(622c) Quantifying the Effect of Cell Population Heterogeneity on Proliferation Rates

The growth rates and the structure of regenerated tissues are modulated by many sub-processes acting at different length scales: (a) the bioreactor scale (mass transport and consumption of nutrients and growth factors), (b) the cell population scale (cell-cell and cell-substrate interactions), and (c) the single-cell scale (intracellular processes that modulate division and migration). A second overarching source of complexity spanning all three scales of the tissue regeneration process originates from cell population heterogeneity. Different cells of the same population may exhibit different phenotypes and this heterogeneity originates from three sources:

1. Unequal partitioning at cell division: With the exception of DNA, the amounts of most intracellular components of mother cells partition unequally between daughter cell. Variability in the number of regulatory molecules among daughter cells leads to different behavior. At each cell cycle, this process repeats itself, leading to further population variability. This type of heterogeneity will be called extrinsic.
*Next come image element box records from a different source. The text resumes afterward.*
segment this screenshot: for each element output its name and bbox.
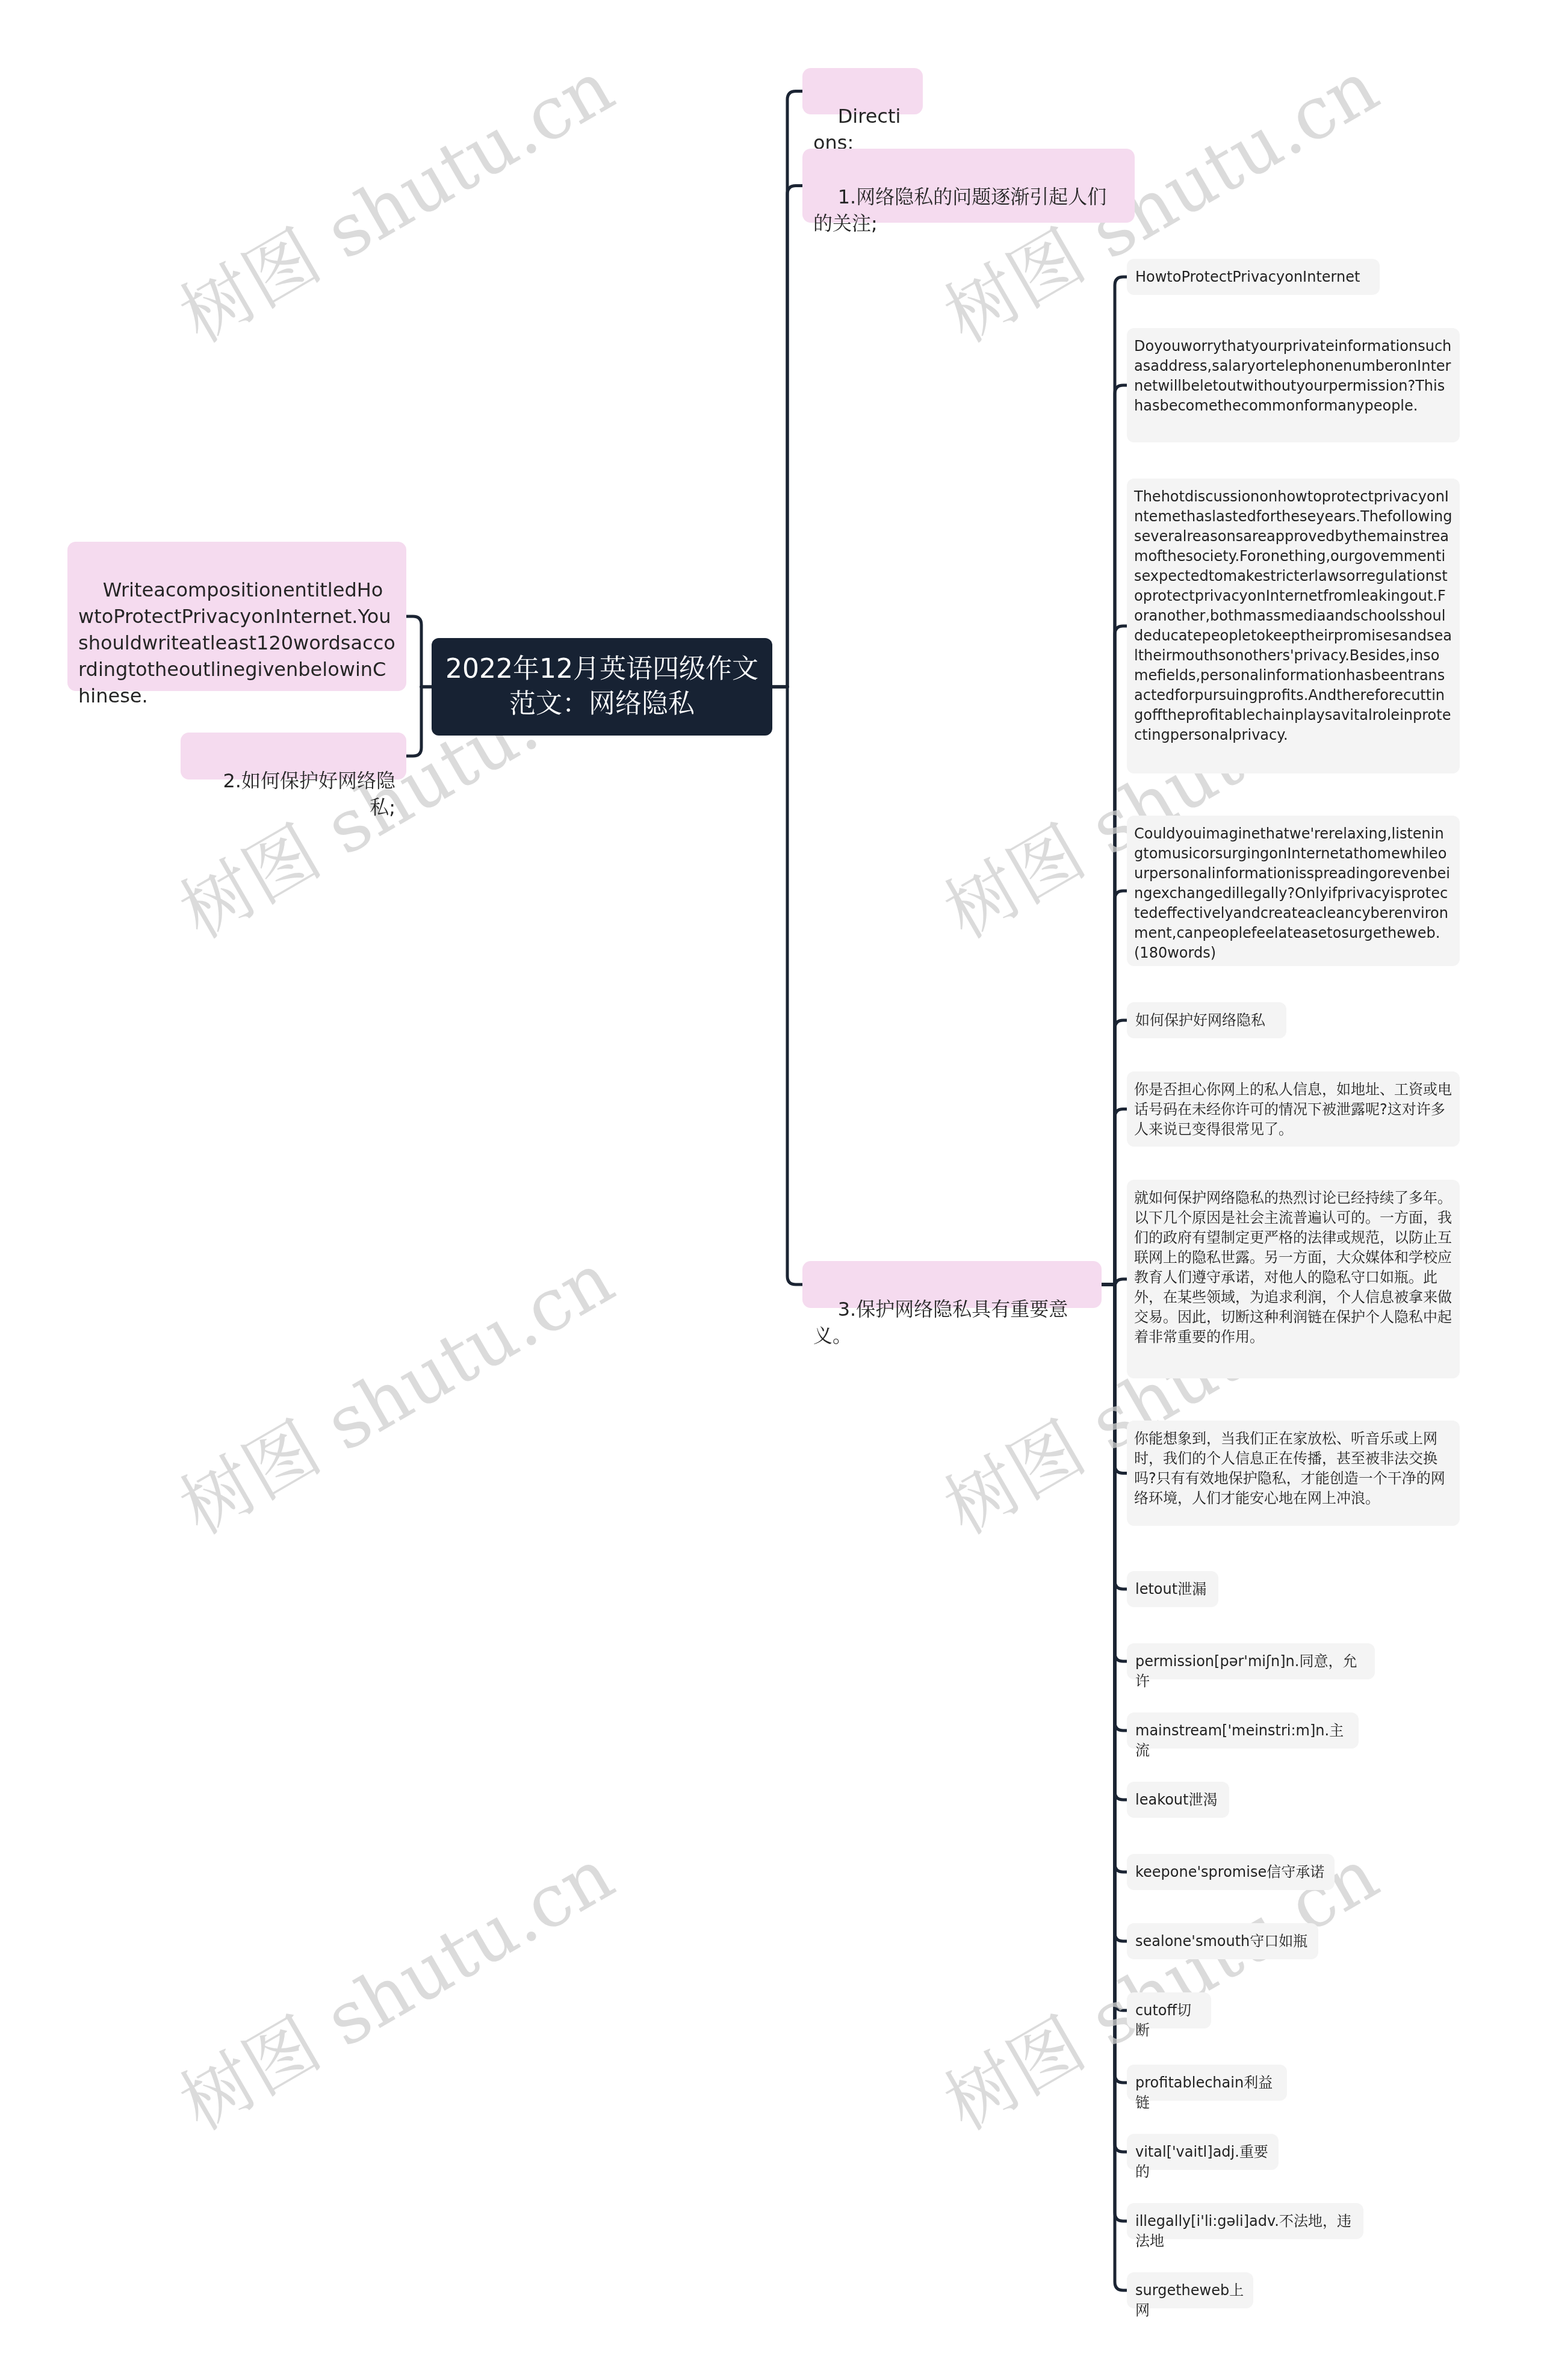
leaf-text: vital['vaitl]adj.重要的: [1135, 2143, 1268, 2180]
leaf-text: profitablechain利益链: [1135, 2074, 1273, 2111]
leaf-vocab-mainstream[interactable]: mainstream['meinstri:m]n.主流: [1127, 1712, 1359, 1749]
leaf-vocab-permission[interactable]: permission[pər'miʃn]n.同意，允许: [1127, 1643, 1375, 1679]
leaf-text: 你是否担心你网上的私人信息，如地址、工资或电话号码在未经你许可的情况下被泄露呢?…: [1134, 1081, 1452, 1138]
leaf-vocab-vital[interactable]: vital['vaitl]adj.重要的: [1127, 2134, 1279, 2170]
leaf-text: HowtoProtectPrivacyonInternet: [1135, 268, 1360, 285]
watermark: 树图 shutu.cn: [159, 1223, 629, 1554]
branch-how-to-protect[interactable]: 2.如何保护好网络隐私;: [181, 733, 406, 779]
root-topic-label: 2022年12月英语四级作文 范文：网络隐私: [445, 652, 758, 722]
leaf-text: illegally[i'li:gəli]adv.不法地，违法地: [1135, 2213, 1351, 2249]
leaf-text: cutoff切断: [1135, 2002, 1191, 2039]
leaf-text: Couldyouimaginethatwe'rerelaxing,listeni…: [1134, 825, 1450, 961]
watermark: 树图 shutu.cn: [159, 31, 629, 362]
leaf-text: 如何保护好网络隐私: [1135, 1012, 1265, 1029]
leaf-text: ThehotdiscussiononhowtoprotectprivacyonI…: [1134, 488, 1453, 743]
leaf-vocab-profitable-chain[interactable]: profitablechain利益链: [1127, 2065, 1287, 2101]
watermark: 树图 shutu.cn: [159, 1819, 629, 2150]
root-topic[interactable]: 2022年12月英语四级作文 范文：网络隐私: [432, 638, 772, 736]
leaf-paragraph-en-1[interactable]: Doyouworrythatyourprivateinformationsuch…: [1127, 328, 1460, 442]
leaf-paragraph-en-3[interactable]: Couldyouimaginethatwe'rerelaxing,listeni…: [1127, 816, 1460, 966]
branch-label: 1.网络隐私的问题逐渐引起人们的关注;: [813, 185, 1106, 235]
branch-label: WriteacompositionentitledHowtoProtectPri…: [78, 578, 395, 707]
leaf-paragraph-zh-1[interactable]: 你是否担心你网上的私人信息，如地址、工资或电话号码在未经你许可的情况下被泄露呢?…: [1127, 1071, 1460, 1147]
leaf-text: letout泄漏: [1135, 1581, 1206, 1598]
branch-writing-instruction[interactable]: WriteacompositionentitledHowtoProtectPri…: [67, 542, 406, 691]
leaf-vocab-illegally[interactable]: illegally[i'li:gəli]adv.不法地，违法地: [1127, 2203, 1363, 2239]
branch-label: Directions:: [813, 105, 901, 154]
leaf-text: permission[pər'miʃn]n.同意，允许: [1135, 1653, 1357, 1690]
leaf-paragraph-zh-3[interactable]: 你能想象到，当我们正在家放松、听音乐或上网时，我们的个人信息正在传播，甚至被非法…: [1127, 1421, 1460, 1526]
leaf-vocab-leakout[interactable]: leakout泄渴: [1127, 1782, 1229, 1818]
leaf-title-zh[interactable]: 如何保护好网络隐私: [1127, 1002, 1286, 1038]
leaf-text: 你能想象到，当我们正在家放松、听音乐或上网时，我们的个人信息正在传播，甚至被非法…: [1134, 1430, 1445, 1507]
leaf-text: keepone'spromise信守承诺: [1135, 1864, 1324, 1880]
mindmap-canvas: 树图 shutu.cn 树图 shutu.cn 树图 shutu.cn 树图 s…: [0, 0, 1541, 2380]
leaf-paragraph-zh-2[interactable]: 就如何保护网络隐私的热烈讨论已经持续了多年。以下几个原因是社会主流普遍认可的。一…: [1127, 1180, 1460, 1378]
leaf-text: leakout泄渴: [1135, 1791, 1218, 1808]
branch-label: 3.保护网络隐私具有重要意义。: [813, 1298, 1068, 1347]
leaf-text: mainstream['meinstri:m]n.主流: [1135, 1722, 1344, 1759]
leaf-vocab-surge-web[interactable]: surgetheweb上网: [1127, 2272, 1253, 2308]
leaf-text: surgetheweb上网: [1135, 2282, 1244, 2319]
leaf-vocab-letout[interactable]: letout泄漏: [1127, 1571, 1218, 1607]
leaf-title-en[interactable]: HowtoProtectPrivacyonInternet: [1127, 259, 1380, 295]
leaf-paragraph-en-2[interactable]: ThehotdiscussiononhowtoprotectprivacyonI…: [1127, 479, 1460, 773]
branch-directions[interactable]: Directions:: [802, 68, 923, 114]
leaf-vocab-seal-mouth[interactable]: sealone'smouth守口如瓶: [1127, 1923, 1318, 1959]
branch-label: 2.如何保护好网络隐私;: [223, 769, 395, 819]
leaf-text: Doyouworrythatyourprivateinformationsuch…: [1134, 338, 1451, 414]
leaf-text: sealone'smouth守口如瓶: [1135, 1933, 1307, 1950]
branch-privacy-concern[interactable]: 1.网络隐私的问题逐渐引起人们的关注;: [802, 149, 1135, 223]
leaf-vocab-keep-promise[interactable]: keepone'spromise信守承诺: [1127, 1854, 1335, 1890]
leaf-vocab-cutoff[interactable]: cutoff切断: [1127, 1992, 1211, 2028]
branch-importance[interactable]: 3.保护网络隐私具有重要意义。: [802, 1261, 1102, 1308]
leaf-text: 就如何保护网络隐私的热烈讨论已经持续了多年。以下几个原因是社会主流普遍认可的。一…: [1134, 1189, 1452, 1345]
2. Stochastic fluctuations of regulatory processes: Regulatory molecules typically exist in very small concentrations inside cells. Thus, the rates of reactions regulated by such molecules are subject to random fluctuations, and even cells with identical states may behave differently. This intrinsic heterogeneity originates from stochastic effects in cells with identical content.

3. Varying environmental conditions: Environmental conditions (nutrient or growth factor concentrations, ligand densities, temperature, pH, etc.) can vary significantly with time and location. Since the intracellular state strongly depends on the local environment, cells exposed to different environmental conditions will exhibit temporally and spatially varying behavior

The objective of this study is a quantitative characterization of the heterogeneity of the mammalian cell cycle in spatially uniform environmental conditions. Thus, we specifically seek here to study the combined effects of extrinsic and intrinsic heterogeneity on the distributions of cell division times. Presently, the majority of mammalian cell cycle models do not consider the stochastic nature of the reactions involved in cell division. These models assume that the temporal evolution of the concentration of each species is continuous and deterministic. However, molecules are discrete entities and reactions occur only when the reactant molecules collide. This is particularly important for cells that have an approximate volume of 10-12 L (10 mm diameter) and contain a small number of regulatory molecules.

Cyclin dependent kinases (Cdk) are the central molecules involved in the cell cycle. Their concentrations are high during DNA synthesis and mitosis, but fall to very low values during the G1 phase. Therefore, cell behavior is highly dependent on stochastic fluctuations when the concentrations of Cdk are at low levels and thus will affect transitions in the cell cycle.

This work utilized the Gillespie stochastic simulation algorithm and the chemical Langevin equation to investigate the stochastic dynamics of the core cell cycle model proposed by Tyson and Novak [2002]. Tyson and Novak hypothesized that there is a core cell cycle that is central to all eukaryotes and that the more complex cell cycle machinery observed in higher eukaryotes evolves from this core cell cycle. Their model accurately simulates the phenotypic behavior of the proteins involved in the cell cycle.

Our study investigates the effect of stochastic fluctuations on the dynamics of this system. Sensitivity analysis is also applied to identify the model parameters that are the key sources of heterogeneity. Even in a spatially homogeneous environment, an individual cell may have a different synthesis rate of a protein and degradation of another protein when compared to other cells in the population because of intrinsic and extrinsic noise. This variability in model parameters influences the dynamics of the system and, thus, the division time of a cell. The combined heterogeneity caused by stochastic fluctuations and/or rate distributions results in a distribution of division times within a cell population.

Future work will utilize this single-cell model to develop an equivalent discrete model that describes the dynamics of cell populations that build three-dimensional tissues. Classical discrete models (cellular automata) are phenomenological and do not provide an accurate description of the biological processes regulating cell division or migration. The present model will allow us to remove this restriction and will lead to discrete models that can accurately describe the dynamics of tissue growth in a spatially uniform environment.